Setelah tarik ulur yang panjang, kedua negara akhirnya sepakat pada tarif 19%. Angka ini jelas lebih ringan dibanding ancaman 32%. Tapi tetap saja, ini berarti Indonesia kehilangan keistimewaan tarif 0% yang selama ini menjadi daya dorong ekspor kita ke AS.
Yang lebih menarik, atau mungkin menyakitkan, adalah isi di balik kesepakatan ini.
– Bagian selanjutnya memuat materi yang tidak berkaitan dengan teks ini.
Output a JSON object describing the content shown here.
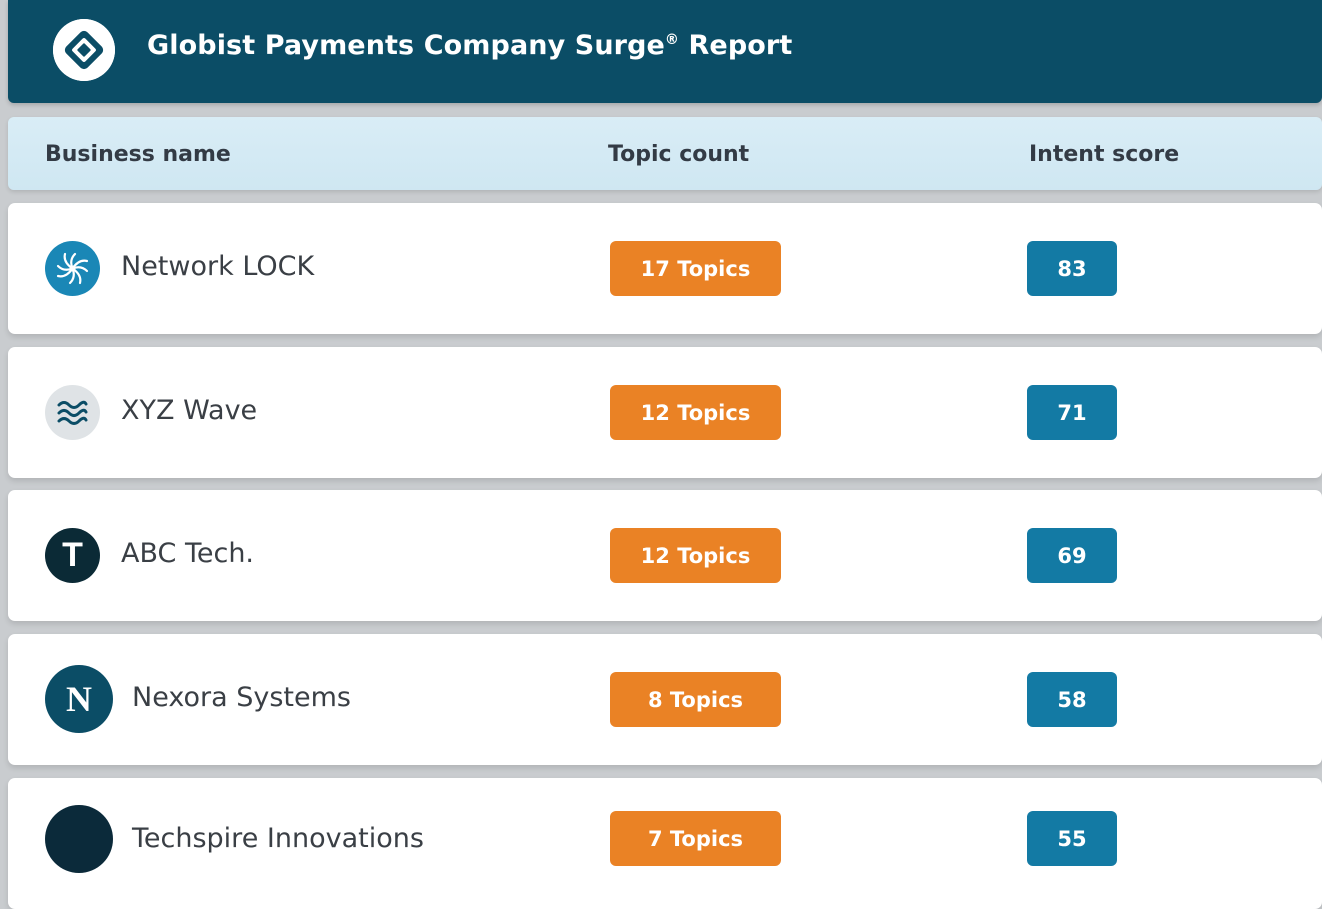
{
  "header": {
    "title": "Globist Payments Company Surge",
    "registered_mark": "®",
    "title_suffix": " Report",
    "logo_icon": "diamond-logo-icon"
  },
  "columns": {
    "business_name": "Business name",
    "topic_count": "Topic count",
    "intent_score": "Intent score"
  },
  "rows": [
    {
      "name": "Network LOCK",
      "topics": "17 Topics",
      "score": "83",
      "icon": "spiral-logo-icon",
      "avatar_color": "#1a87b6"
    },
    {
      "name": "XYZ Wave",
      "topics": "12 Topics",
      "score": "71",
      "icon": "wave-logo-icon",
      "avatar_color": "#dfe3e6"
    },
    {
      "name": "ABC Tech.",
      "topics": "12 Topics",
      "score": "69",
      "icon": "letter-t-logo-icon",
      "avatar_color": "#0b2a36",
      "glyph": "T"
    },
    {
      "name": "Nexora Systems",
      "topics": "8 Topics",
      "score": "58",
      "icon": "letter-n-logo-icon",
      "avatar_color": "#0b4d66",
      "glyph": "N"
    },
    {
      "name": "Techspire Innovations",
      "topics": "7 Topics",
      "score": "55",
      "icon": "dark-circle-logo-icon",
      "avatar_color": "#0b2a3a"
    }
  ],
  "colors": {
    "header_bg": "#0b4d66",
    "column_header_bg": "#d9edf6",
    "topic_pill": "#ea8225",
    "score_pill": "#137aa4"
  }
}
Indonesia harus:
- Membeli produk energi dan pertanian dari AS,
- Mengakuisisi sejumlah pesawat Boeing,
- Serta membuka keran impor tanpa mengenakan tarif tambahan bagi produk-produk AS.
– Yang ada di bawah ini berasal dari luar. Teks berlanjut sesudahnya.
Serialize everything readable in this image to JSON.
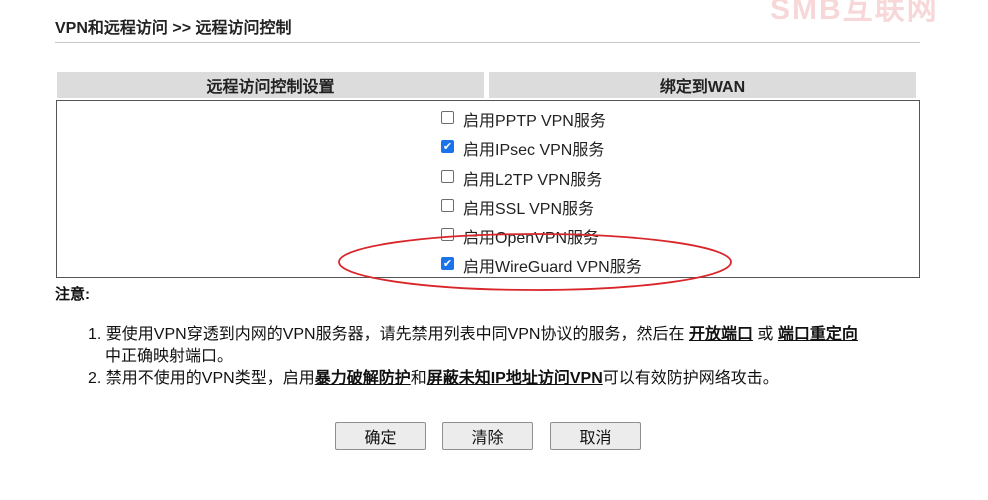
{
  "watermark": "SMB互联网",
  "breadcrumb": "VPN和远程访问 >> 远程访问控制",
  "tabs": {
    "remote_access": "远程访问控制设置",
    "bind_wan": "绑定到WAN"
  },
  "options": [
    {
      "label": "启用PPTP VPN服务",
      "checked": false
    },
    {
      "label": "启用IPsec VPN服务",
      "checked": true
    },
    {
      "label": "启用L2TP VPN服务",
      "checked": false
    },
    {
      "label": "启用SSL VPN服务",
      "checked": false
    },
    {
      "label": "启用OpenVPN服务",
      "checked": false
    },
    {
      "label": "启用WireGuard VPN服务",
      "checked": true
    }
  ],
  "notes": {
    "title": "注意:",
    "item1_text_a": "1. 要使用VPN穿透到内网的VPN服务器，请先禁用列表中同VPN协议的服务，然后在",
    "item1_link1": "开放端口",
    "item1_text_b": "或",
    "item1_link2": "端口重定向",
    "item1_text_c": "中正确映射端口。",
    "item2_text_a": "2. 禁用不使用的VPN类型，启用",
    "item2_link1": "暴力破解防护",
    "item2_text_b": "和",
    "item2_link2": "屏蔽未知IP地址访问VPN",
    "item2_text_c": "可以有效防护网络攻击。"
  },
  "buttons": {
    "ok": "确定",
    "clear": "清除",
    "cancel": "取消"
  },
  "colors": {
    "checkbox_checked": "#1a73e8",
    "annotation": "#d9262b",
    "tab_bg": "#dcdcdc"
  }
}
Sementara itu, produk Indonesia dikenai tarif 19%. Asimetris? Sudah pasti.
Antara Realisme dan Ketimpangan
Tentu, ada dua cara membaca kesepakatan ini.
Dari sudut pandang kritis:
- Ini kerugian nyata. Produk ekspor kita jadi lebih mahal dan kalah bersaing.
- Kesepakatan timpang. Indonesia memberi banyak, tapi menerima sedikit. Bahkan bisa dibilang tidak setara.
Dari sudut pandang pragmatis:
- Ini kompromi strategis. Kita berhasil menurunkan ancaman tarif dari 32% ke 19%.
- Pasar AS tetap terbuka. Meski mahal, aksesnya tidak ditutup total.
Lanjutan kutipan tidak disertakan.